16 June 2020, The Tablet

Russian bishop critiques God in constitution



Russian bishop critiques God in constitution

Easter during lockdown at the Catholic Church of the Exaltation of the Holy Cross in Kazan, Russia.
Yegor Aleyev/Tass/PA Images

The chairman of Russia's Catholic Bishops Conference has for the first time criticised plans to include an invocation of God in the country's new constitution, set to be publicly approved in a 1 July referendum. 

“It's good that it is in there, but it doesn't seem to me to work – Russia is a secular state and this one sentence won't change anything,” said Bishop Clemens Pickel from Russia's Saratov-based Saint Clement diocese. “There is religious awareness among the population, and this grew in the wake of the Soviet Union's collapse in the early 1990s. But the question of God is now very buried again.”

The 59-year-old German-born bishop, chairman since 2017, spoke amid preparations for the “all-Russia vote” on the new constitution, which will describe the Russian Federation as “united by a thousand years of history, recognising the historically developed state unity, while preserving the memory of ancestors who gave us ideals, belief in God and continuity in the development of the Russian state.” 

In a podcast address to the Dresden-Meissen diocese's Catholic Academy in his native Saxony, he said the reference to God would “signal openness” after the country's anti-religious history in the 20th century. However, he added that it also appeared to be “an anachronism”, when fewer Russians were on the lookout for faith or attending religious events. 
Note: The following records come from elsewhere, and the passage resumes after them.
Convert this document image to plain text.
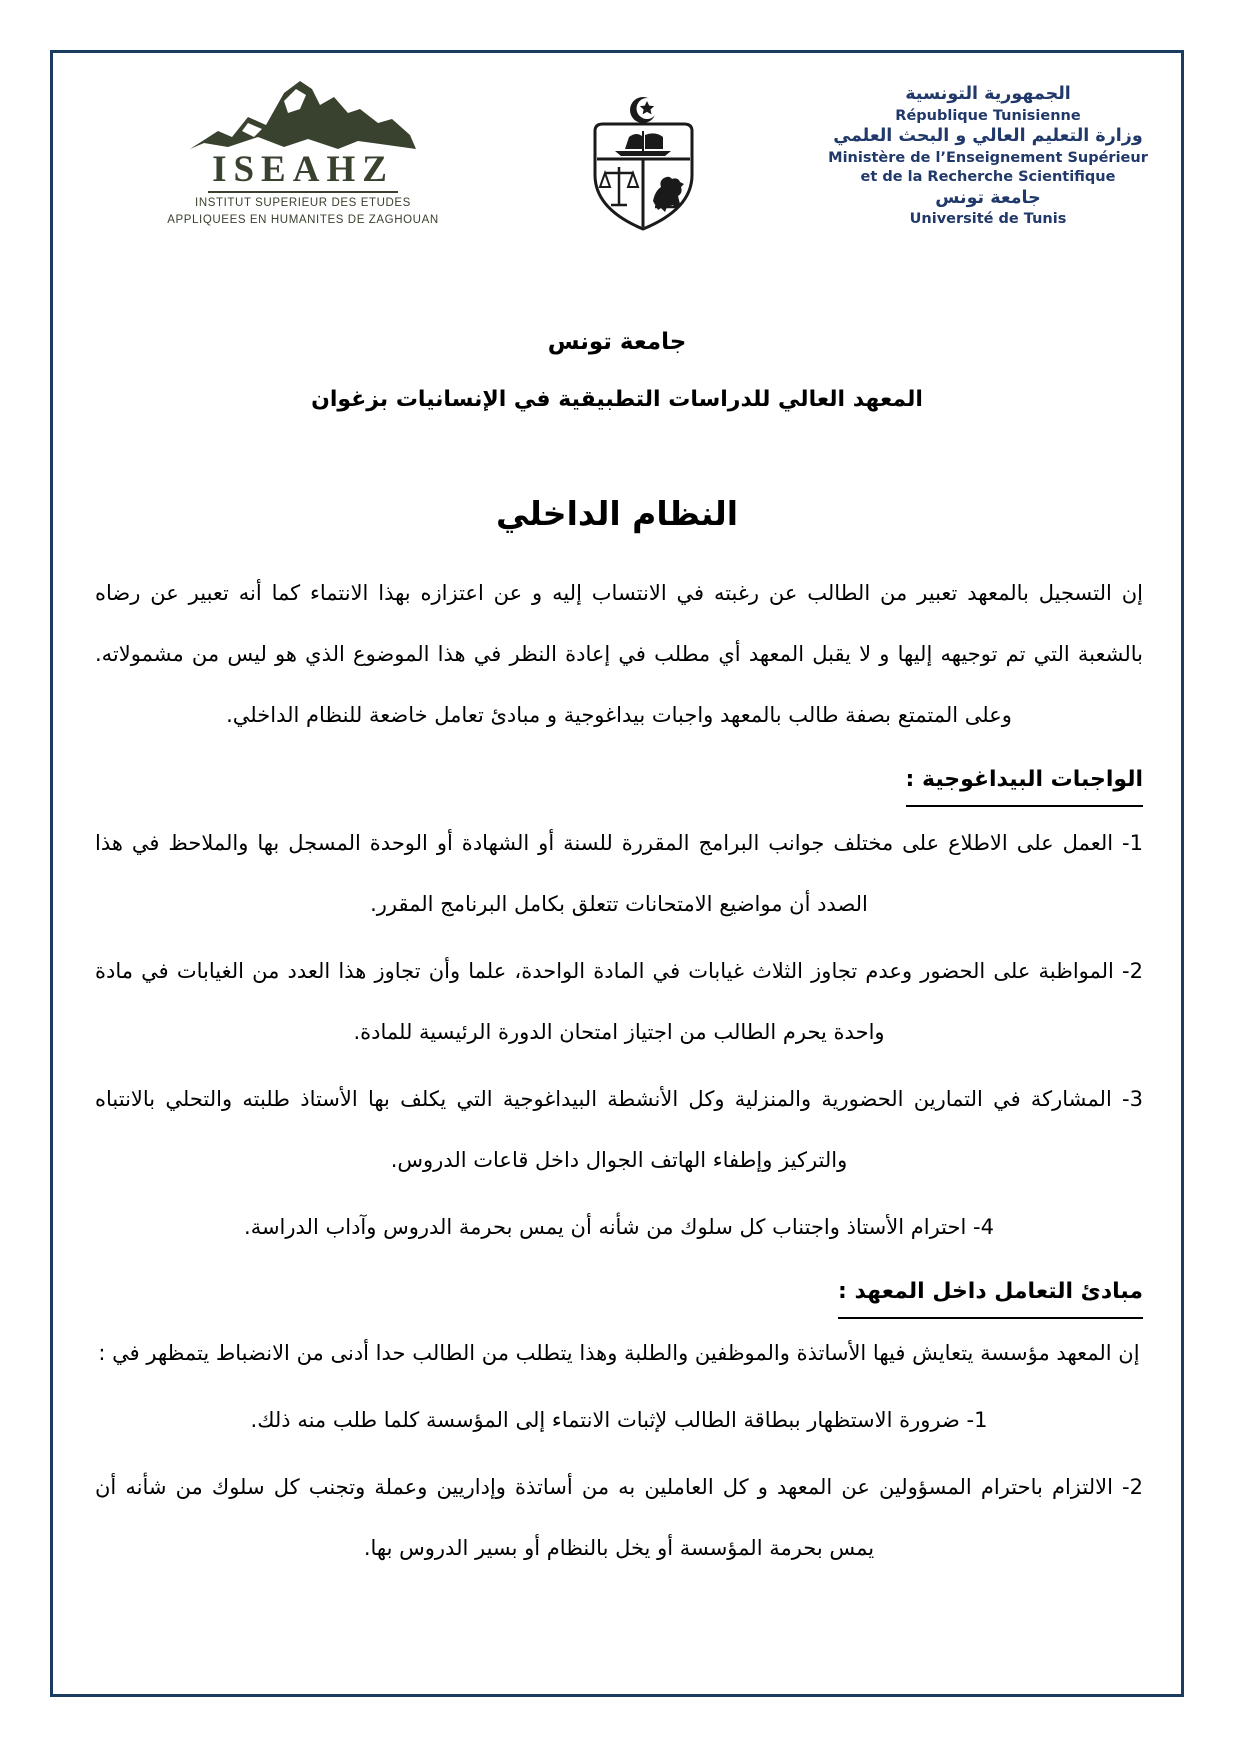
ISEAHZ
INSTITUT SUPERIEUR DES ETUDES
APPLIQUEES EN HUMANITES DE ZAGHOUAN
الجمهورية التونسية
République Tunisienne
وزارة التعليم العالي و البحث العلمي
Ministère de l’Enseignement Supérieur
et de la Recherche Scientifique
جامعة تونس
Université de Tunis
جامعة تونس
المعهد العالي للدراسات التطبيقية في الإنسانيات بزغوان
النظام الداخلي

إن التسجيل بالمعهد تعبير من الطالب عن رغبته في الانتساب إليه و عن اعتزازه بهذا الانتماء كما أنه تعبير عن رضاه بالشعبة التي تم توجيهه إليها و لا يقبل المعهد أي مطلب في إعادة النظر في هذا الموضوع الذي هو ليس من مشمولاته. وعلى المتمتع بصفة طالب بالمعهد واجبات بيداغوجية و مبادئ تعامل خاضعة للنظام الداخلي.

الواجبات البيداغوجية :

1- العمل على الاطلاع على مختلف جوانب البرامج المقررة للسنة أو الشهادة أو الوحدة المسجل بها والملاحظ في هذا الصدد أن مواضيع الامتحانات تتعلق بكامل البرنامج المقرر.

2- المواظبة على الحضور وعدم تجاوز الثلاث غيابات في المادة الواحدة، علما وأن تجاوز هذا العدد من الغيابات في مادة واحدة يحرم الطالب من اجتياز امتحان الدورة الرئيسية للمادة.

3- المشاركة في التمارين الحضورية والمنزلية وكل الأنشطة البيداغوجية التي يكلف بها الأستاذ طلبته والتحلي بالانتباه والتركيز وإطفاء الهاتف الجوال داخل قاعات الدروس.

4- احترام الأستاذ واجتناب كل سلوك من شأنه أن يمس بحرمة الدروس وآداب الدراسة.

مبادئ التعامل داخل المعهد :

إن المعهد مؤسسة يتعايش فيها الأساتذة والموظفين والطلبة وهذا يتطلب من الطالب حدا أدنى من الانضباط يتمظهر في :

1- ضرورة الاستظهار ببطاقة الطالب لإثبات الانتماء إلى المؤسسة كلما طلب منه ذلك.

2- الالتزام باحترام المسؤولين عن المعهد و كل العاملين به من أساتذة وإداريين وعملة وتجنب كل سلوك من شأنه أن يمس بحرمة المؤسسة أو يخل بالنظام أو بسير الدروس بها.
Plans for the amended constitution, which will also confirm the priority of Russian law over international norms, after repeated criticisms of the country's record by the European Court of Human Rights, were confirmed in March by President Vladimir Putin after approval by the State Duma and 85 regional parliaments. While redistributing certain powers to the Duma, the changes will also strengthen state control over judges, and enable Putin, in power since 2000, to seek two further terms as ruler in 2024 and 2030. 

The invocation of God was proposed by Russia's Orthodox patriarch, Kirill I, in a move widely seen as a trade-off for church support for Putin's extended presidency and other changes. However, it was also backed by Russia's Inter-Faith Council, incorporating Catholic, Protestant, Pentecostal and Armenian Apostolic churches, as well as Muslims, Jews and Buddhists, which predicted in a March statement it would consolidate the value of the religious beliefs and “strengthen spiritual continuity”. 

Catholic and other minority leaders also welcomed proposed clauses enshrining marriage as a union of man and woman and protecting traditional family values, including the right of parents to bring up children in line with their religious and philosophical beliefs. 

Bishop Pickel’s critical comments coincided with the dedication of a new €38 million military cathedral in Moscow, built with backing from Putin’s government, which commemorates Russia’s role in defeating Nazi Germany and has a capacity for 6000 Orthodox worshippers beneath a 100-metre copula. A foundation stone for the Church of Victory, whose multimedia centre will include names and photographs of millions of Soviet soldiers who fought in the Second World War, was laid in September 2018 by Putin and Patriarch Kirill, who praised the new building on Sunday as a “symbol of Russia's return to faith”.